Pietro Schena summarizes effectively: “Management skills will become even more important. Managing an AI agent is like having a brilliant but distracted collaborator, who needs precise context, supervision and, above all, someone who does the final reality check. The AI is not wrong as we are wrong – but wrong in ways that we do not expect”.

The final question comes from the public, formulated by Carlo, alumnus Bocconi that moderates the Q&A session: what is the true bottleneck that prevents Italy from developing AI to its potential?

For Corghi, they are the resources, but also the culture. He tells that he proposed the same hackathon in Italy that he had organized in Boston, where C-level professionals and university students had worked side by side, exchanging ideas without hierarchy. “In Italy, my colleagues were afraid to propose this. Fear that CEOs didn’t want to get into play, make mistakes in front of someone less senior. That’s what blocks us, not technology.”.

For Sacchi, it is the excess of regulation, or better, the wrong type of regulation. “In Italy we are very good at doing laws. But sometimes the law becomes an end in itself, not an instrument. We are among the countries with the regulations on access to the most restrictive data in Europe. This slows down research, stops innovation. And there is also a linguistic problem: in English we say venture capital – adventure, risk, excitement. In Italian we say risk capital. The word risk is already in the definition. It is a cultural signal, not only semantic”.

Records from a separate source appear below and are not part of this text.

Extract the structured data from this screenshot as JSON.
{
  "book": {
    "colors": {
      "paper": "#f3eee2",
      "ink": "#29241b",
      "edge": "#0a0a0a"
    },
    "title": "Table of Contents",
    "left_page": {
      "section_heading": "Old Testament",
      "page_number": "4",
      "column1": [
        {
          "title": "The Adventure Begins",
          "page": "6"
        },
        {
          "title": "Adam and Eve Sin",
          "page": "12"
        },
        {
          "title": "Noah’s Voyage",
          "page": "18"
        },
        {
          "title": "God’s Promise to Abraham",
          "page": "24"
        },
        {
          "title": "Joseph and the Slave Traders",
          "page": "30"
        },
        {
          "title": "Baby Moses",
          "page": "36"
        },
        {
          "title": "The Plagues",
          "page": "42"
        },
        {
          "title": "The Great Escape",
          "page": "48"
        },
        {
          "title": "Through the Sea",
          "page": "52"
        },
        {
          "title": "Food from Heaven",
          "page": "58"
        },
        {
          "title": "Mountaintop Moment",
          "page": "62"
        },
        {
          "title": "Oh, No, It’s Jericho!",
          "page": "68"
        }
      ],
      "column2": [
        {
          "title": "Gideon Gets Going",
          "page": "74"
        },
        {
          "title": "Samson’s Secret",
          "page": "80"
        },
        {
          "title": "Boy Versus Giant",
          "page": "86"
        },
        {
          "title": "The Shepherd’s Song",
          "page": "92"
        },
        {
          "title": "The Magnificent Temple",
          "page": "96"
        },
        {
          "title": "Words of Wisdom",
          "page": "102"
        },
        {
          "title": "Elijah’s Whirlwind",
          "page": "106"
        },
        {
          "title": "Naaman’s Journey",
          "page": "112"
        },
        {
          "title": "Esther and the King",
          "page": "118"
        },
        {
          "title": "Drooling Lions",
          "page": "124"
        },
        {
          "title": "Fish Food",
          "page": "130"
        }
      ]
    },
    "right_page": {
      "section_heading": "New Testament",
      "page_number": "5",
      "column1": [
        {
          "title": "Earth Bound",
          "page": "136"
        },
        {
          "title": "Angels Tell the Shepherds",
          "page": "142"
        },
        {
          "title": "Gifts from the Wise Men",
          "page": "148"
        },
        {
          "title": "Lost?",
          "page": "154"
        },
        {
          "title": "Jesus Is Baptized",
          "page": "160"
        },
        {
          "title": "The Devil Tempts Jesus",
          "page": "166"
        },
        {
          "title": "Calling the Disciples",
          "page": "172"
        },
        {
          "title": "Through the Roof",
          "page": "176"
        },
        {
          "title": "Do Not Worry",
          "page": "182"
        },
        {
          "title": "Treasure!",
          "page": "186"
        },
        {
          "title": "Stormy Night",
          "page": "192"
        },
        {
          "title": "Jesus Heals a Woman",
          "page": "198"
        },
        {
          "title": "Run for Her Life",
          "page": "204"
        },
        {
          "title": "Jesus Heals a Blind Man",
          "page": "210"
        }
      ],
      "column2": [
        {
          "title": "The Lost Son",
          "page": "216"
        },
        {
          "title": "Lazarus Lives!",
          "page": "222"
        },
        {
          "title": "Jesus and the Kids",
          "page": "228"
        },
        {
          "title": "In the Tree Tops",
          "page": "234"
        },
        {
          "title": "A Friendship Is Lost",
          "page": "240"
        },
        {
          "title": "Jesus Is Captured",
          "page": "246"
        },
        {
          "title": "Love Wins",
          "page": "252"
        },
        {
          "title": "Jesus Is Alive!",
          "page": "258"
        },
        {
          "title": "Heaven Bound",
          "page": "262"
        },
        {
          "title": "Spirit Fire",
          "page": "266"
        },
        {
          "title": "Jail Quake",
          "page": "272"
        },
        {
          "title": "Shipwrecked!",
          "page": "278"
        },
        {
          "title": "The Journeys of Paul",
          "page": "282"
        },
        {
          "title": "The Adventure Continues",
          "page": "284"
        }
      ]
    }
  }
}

For Signoretti, the picture is not only negative: Italy already has quality samples in AI, startups that know the local market and know how to navigate the normative complexity. “We must not build founding models from scratch, no Italian startup can afford it. But we can build excellent application layers, understand Italian usage cases better than anyone else, and do it better».

Pietro Schena offers the most original key. In a world where large models converge towards similar solutions – Claude, OpenAI, open source – the advantage is no longer in the model, but in the problem you choose to solve.

And maybe, right there, Italy still has something to say.

L’articolo AI and work, the true revolution is the invisible promotion proviene da IlNewyorkese.